The handwritten scrapbook required a year to assemble but looks as if it “took an hour, tops,” she says, laughing. It elicited such formatting decisions as “Should we use Scotch tape on this page? The clear Scotch tape or the kind of faded Scotch tape? Should there be hairs under this tape? How many hairs? How many is too many? Should we get some dirt on this page? No, there was dirt on the last page. What about a lipstick smudge?”

Ballinger also is dealing with arm, shoulder and wrist problems. Somewhere between editing four videos a week and essentially holding her arm at a 90-degree angle throughout hourlong fan meet-and-greets, she injured her rotator cuff, prohibiting any movement for a month. “I still have physical therapy and ice and heat on it every day, and I have a little machine that electrocutes my shoulder,” Ballinger explains. “But I won’t stop editing!”

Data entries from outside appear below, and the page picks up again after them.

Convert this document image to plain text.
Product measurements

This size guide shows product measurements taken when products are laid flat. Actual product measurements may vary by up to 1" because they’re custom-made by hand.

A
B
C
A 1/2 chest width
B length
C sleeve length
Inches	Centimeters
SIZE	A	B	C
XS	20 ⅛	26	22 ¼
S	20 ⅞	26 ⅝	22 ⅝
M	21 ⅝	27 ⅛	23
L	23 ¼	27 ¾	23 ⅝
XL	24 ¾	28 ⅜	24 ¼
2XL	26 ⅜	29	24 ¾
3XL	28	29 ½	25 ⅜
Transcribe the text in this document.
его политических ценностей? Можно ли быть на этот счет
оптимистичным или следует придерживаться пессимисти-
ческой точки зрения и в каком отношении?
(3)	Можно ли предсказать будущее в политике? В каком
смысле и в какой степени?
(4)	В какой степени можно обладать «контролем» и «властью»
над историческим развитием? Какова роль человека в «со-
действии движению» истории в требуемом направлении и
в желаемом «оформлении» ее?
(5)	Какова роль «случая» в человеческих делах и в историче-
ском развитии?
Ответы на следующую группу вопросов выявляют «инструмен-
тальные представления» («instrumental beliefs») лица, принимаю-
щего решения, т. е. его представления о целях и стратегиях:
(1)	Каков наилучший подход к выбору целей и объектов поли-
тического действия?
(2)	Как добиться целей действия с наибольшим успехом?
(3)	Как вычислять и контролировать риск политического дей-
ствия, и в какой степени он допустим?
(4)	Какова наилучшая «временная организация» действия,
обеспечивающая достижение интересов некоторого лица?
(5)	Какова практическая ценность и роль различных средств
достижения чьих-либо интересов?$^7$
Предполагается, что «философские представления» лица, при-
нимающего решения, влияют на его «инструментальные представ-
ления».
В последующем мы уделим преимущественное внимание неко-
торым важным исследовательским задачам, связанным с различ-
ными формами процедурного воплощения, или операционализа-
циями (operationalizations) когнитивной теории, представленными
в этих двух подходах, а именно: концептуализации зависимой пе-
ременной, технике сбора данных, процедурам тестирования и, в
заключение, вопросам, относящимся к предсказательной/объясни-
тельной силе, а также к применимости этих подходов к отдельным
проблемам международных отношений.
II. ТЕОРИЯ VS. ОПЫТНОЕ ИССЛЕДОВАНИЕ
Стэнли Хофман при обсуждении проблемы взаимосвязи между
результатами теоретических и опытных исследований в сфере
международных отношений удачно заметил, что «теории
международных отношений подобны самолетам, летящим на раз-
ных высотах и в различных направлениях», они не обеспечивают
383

Nor will she stop exploring opportunities beyond Miranda. As an actress, Ballinger is offered “normal” roles regularly but, having survived years of saying yes to absolutely everything, she now luxuriates in holding out for ideal projects. She’s also writing future characters, though none she is willing to share just yet.

“People ask, ‘Well, what about you? When are you going to do something?’ I am doing something. Miranda’s my character; I created her!” Ballinger says, smiling. “But there’s a lot of comedy I want to bring to the world that isn’t just Miranda.”